Rosbag API and TF transforming tools
I am currently writing some tools in Python to visually judge the quality of the odometry. For this I record a bag with odom topic as well as tf, lidar scans and wheel encoders.
Then I loop over the bag data, read all poses from odom and project the lidar scans to cartesian coordinates in the odom frame using the odom pose with the closest timestamp.
My odom is published at 100 Hz while the lidar scans are published at around 10 Hz so in worst case the time offset will be 5ms.
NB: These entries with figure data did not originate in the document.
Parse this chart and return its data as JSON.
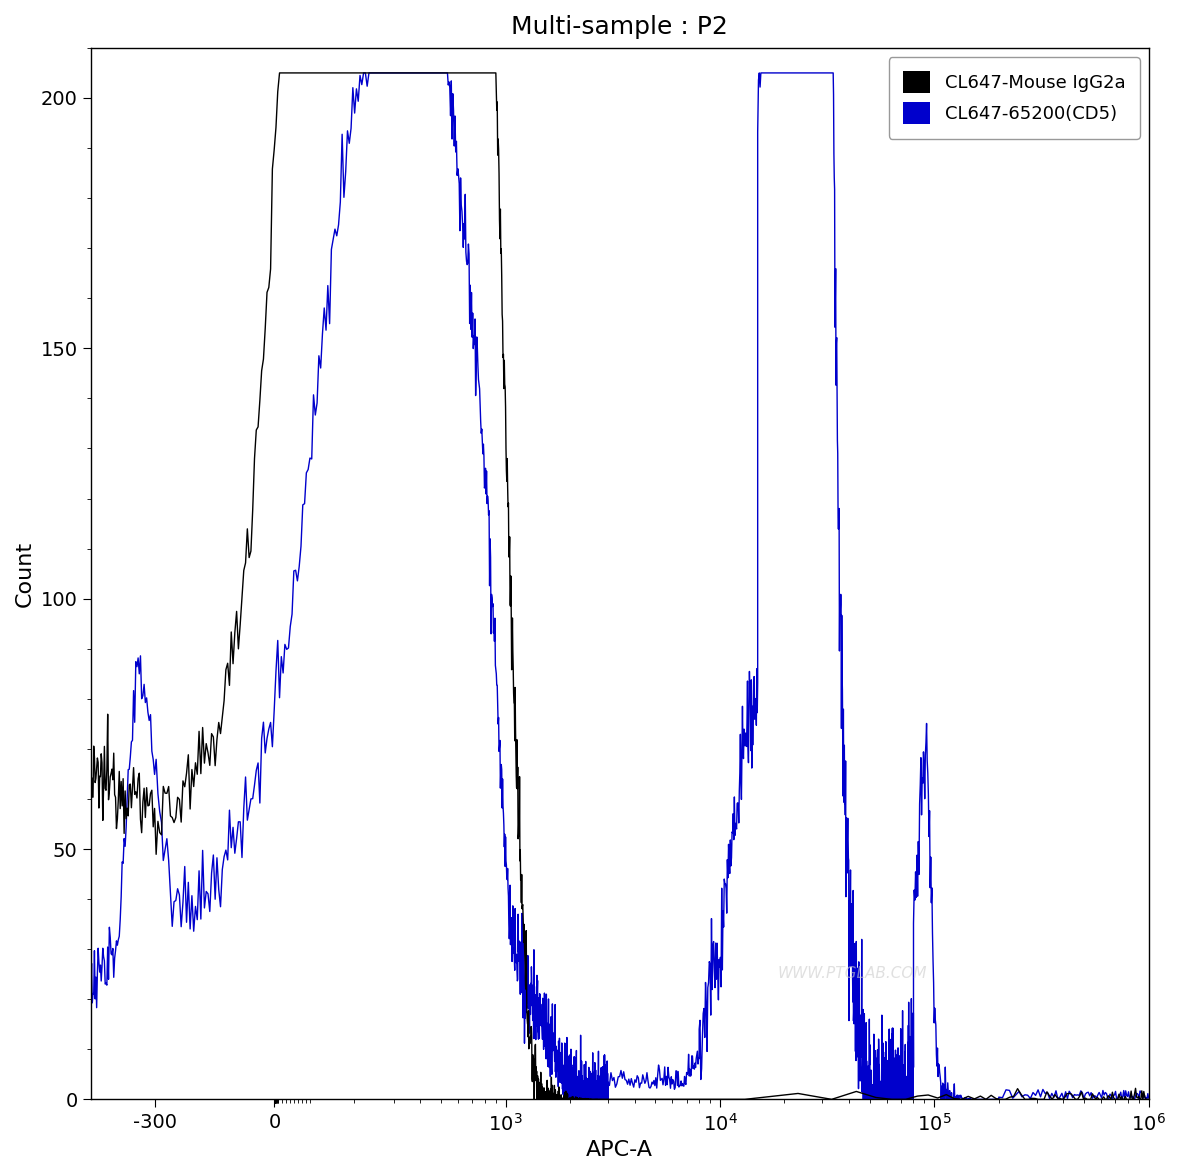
{
  "title": "Multi-sample : P2",
  "xlabel": "APC-A",
  "ylabel": "Count",
  "ylim": [
    0,
    210
  ],
  "yticks": [
    0,
    50,
    100,
    150,
    200
  ],
  "legend_labels": [
    "CL647-Mouse IgG2a",
    "CL647-65200(CD5)"
  ],
  "legend_colors": [
    "#000000",
    "#0000cc"
  ],
  "watermark": "WWW.PTGLAB.COM",
  "background_color": "#ffffff",
  "line_color_black": "#000000",
  "line_color_blue": "#0000cc",
  "title_fontsize": 18,
  "axis_label_fontsize": 16,
  "tick_fontsize": 14,
  "linthresh": 300,
  "linscale": 0.5,
  "xlim_left": -600,
  "xlim_right": 1000000
}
I then plot all lidar scans for all poses and see how well they overlap (Similar to setting decay_time of lidar scans to a very big value in Rviz)
Here is the result:
Compared to Rviz (with big decay time)
I noticed that my plot and the data displayed in Rviz (with a decay time covering all the length of the bag while doing rosbag play) looks slightly different.
Especially when zooming on known features, for example the half circle:
My plot:
Rviz:
The difference becomes very clear.
When looking in the source code of Rviz I saw that it just transforms the lidar scan to a pointcloud and then uses TF to transform it to the correct frame. My question is how to do such a thing without having to play the bag, but only using the rosbag API, on Python? I suspect using the closest timestamp to be the source of error. Does TF interpolate to get the exact pose?